Several years ago when I was participating in my first Eat Local Challenge, I had had a particularly stressful day and was thinking maybe a cocktail was in order. I went down to my local ABC store (that is the Alcoholic Beverage Control for those of you who don't live in the Old Dominion) and started looking through the shelves -- no tequila, that's from Mexico, Rye is from Canada, and Vodka, well Russia or Scandinavia but not Virginia --wait -- is that Virginia Gentleman? Surely that is made in Virginia. Then I carefully read the label...hmm, distilled in Kentucky, finished in Virginia. Surely that wasn't really a local product. Well, the A. Smith Bowman Distillery seems to have a few other tricks up their sleeve in addition to refining Kentucky Sour Mash Distillate.
Welcome to the A. Smith Bowman distillery. Oh wait, this is going on the internet? cover your faces. (and yes, my sister knew I would put up both pictures.) The neicelets are home schooled and see the twin in the blue dress? She wants to be a chemist when she grows up. Well, a chemist or else she wants to sell snow cones. These things are hard to decide at 5. (Mom is encouraging both interests as long as that snow cone truck will pay her way through college...organic chem doesn't come cheap these days.) What better place for a field trip to show chemistry at work. So, they jumped in the trusty mini van (Aunt Jas in tow) and headed up to Fredricksburg, VA to the site of the old FMC Corp Cellophane plant. (Oh, and a former superfund site...apparently cellophane production is some toxic stuff.
The tour started out with a basic definition of bourbon.
- An American made product
- made from a grain mixture that is at least 51% corn
- aged in new charred oak barrels
There are some other stipulations about the proof of the drink at given stages of the process that go into the definition as well. I had no idea that the smokey flavor (and for that matter the color) came from burnt wood. Interesting. Next we met Mary, their copper still.
Apparently a copper still of her size is quite unusual. Most of the distillers only line their stainless steel stills with copper. (Copper being important to remove sulfur from the ethyl alcohol which eventually cause the need for repairs due to erosion for an entirely copper still. Repairs are necessary about every 8 years). Basically ethyl alcohol boils at a lower temperature than water and collects in the ball pictured above and then condenses in the coils. They only use the middle part of the distillation process referred to as the heart, as this is the best flavor. This middle part of the process is determined by human tasters. As subjective as that sounds they are way more accurate than any machine (which can only taste to parts per billion while the average human can taste to parts per trillion -- or at least that is what the tour guide said).

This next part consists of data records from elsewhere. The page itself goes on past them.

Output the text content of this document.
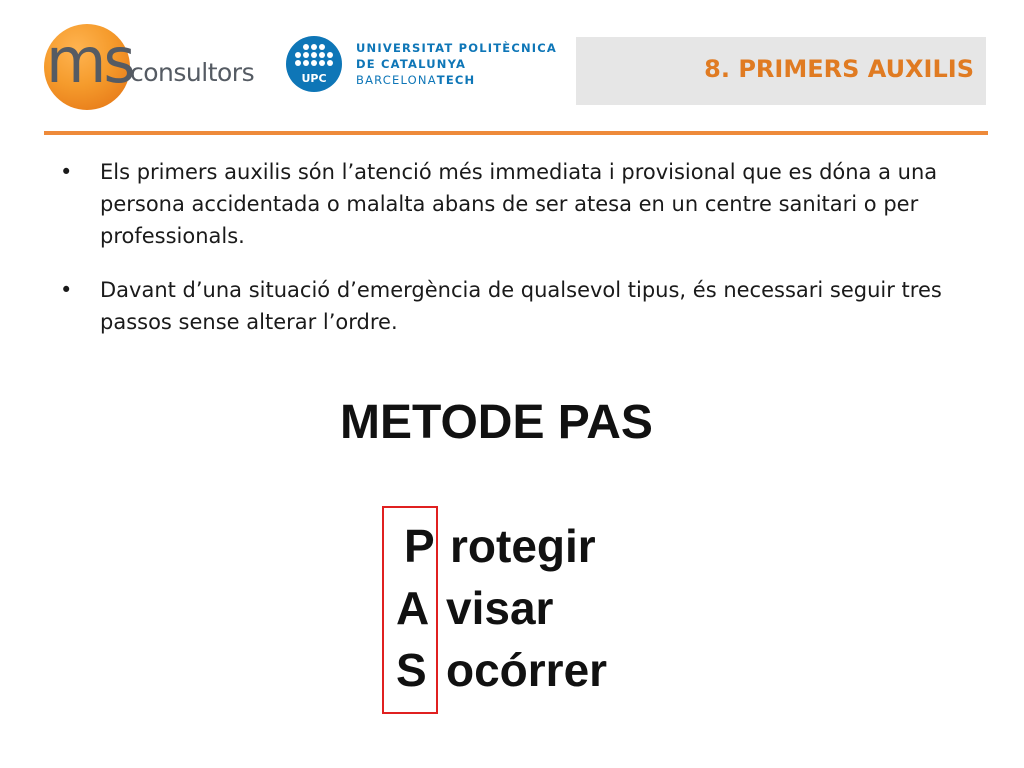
ms
consultors	UPC
UNIVERSITAT POLITÈCNICA
DE CATALUNYA
BARCELONATECH	8. PRIMERS AUXILIS
• Els primers auxilis són l’atenció més immediata i provisional que es dóna a una persona accidentada o malalta abans de ser atesa en un centre sanitari o per professionals.
• Davant d’una situació d’emergència de qualsevol tipus, és necessari seguir tres passos sense alterar l’ordre.
METODE PAS
P rotegir
A visar
S ocórrer
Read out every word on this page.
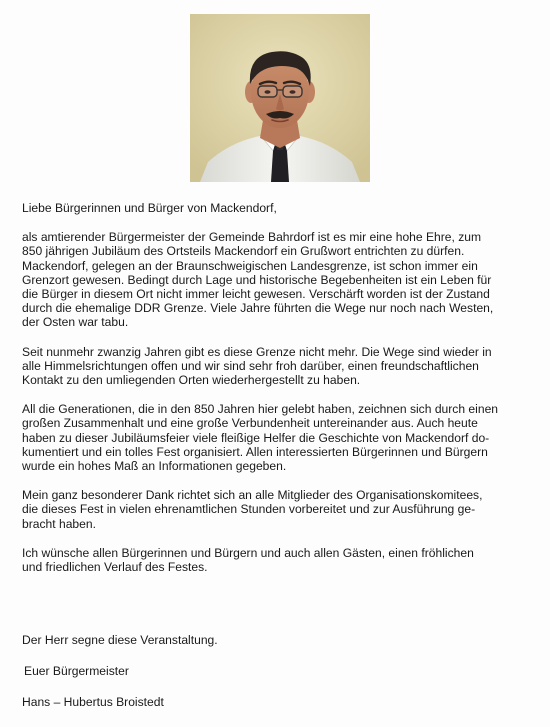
Liebe Bürgerinnen und Bürger von Mackendorf,

als amtierender Bürgermeister der Gemeinde Bahrdorf ist es mir eine hohe Ehre, zum
850 jährigen Jubiläum des Ortsteils Mackendorf ein Grußwort entrichten zu dürfen.
Mackendorf, gelegen an der Braunschweigischen Landesgrenze, ist schon immer ein
Grenzort gewesen. Bedingt durch Lage und historische Begebenheiten ist ein Leben für
die Bürger in diesem Ort nicht immer leicht gewesen. Verschärft worden ist der Zustand
durch die ehemalige DDR Grenze. Viele Jahre führten die Wege nur noch nach Westen,
der Osten war tabu.

Seit nunmehr zwanzig Jahren gibt es diese Grenze nicht mehr. Die Wege sind wieder in
alle Himmelsrichtungen offen und wir sind sehr froh darüber, einen freundschaftlichen
Kontakt zu den umliegenden Orten wiederhergestellt zu haben.

All die Generationen, die in den 850 Jahren hier gelebt haben, zeichnen sich durch einen
großen Zusammenhalt und eine große Verbundenheit untereinander aus. Auch heute
haben zu dieser Jubiläumsfeier viele fleißige Helfer die Geschichte von Mackendorf do-
kumentiert und ein tolles Fest organisiert. Allen interessierten Bürgerinnen und Bürgern
wurde ein hohes Maß an Informationen gegeben.

Mein ganz besonderer Dank richtet sich an alle Mitglieder des Organisationskomitees,
die dieses Fest in vielen ehrenamtlichen Stunden vorbereitet und zur Ausführung ge-
bracht haben.

Ich wünsche allen Bürgerinnen und Bürgern und auch allen Gästen, einen fröhlichen
und friedlichen Verlauf des Festes.

Der Herr segne diese Veranstaltung.
Euer Bürgermeister
Hans – Hubertus Broistedt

Eventually the bourbon is barrelled and left to age for 7 years. During this process quite a bit of volume can be lost 3-7% per year. So the more it is aged, the less it yields. The barrel aging room was stacked floor to ceiling.
The bottling and packing was a small corner of the main room -- a two person job. Small batch production is quite evident when you realize how manageable the whole production is and they only have 10 employees and two of them are giving tours. Last there was a wee little taste...has me thinking of an old fashioned, even now.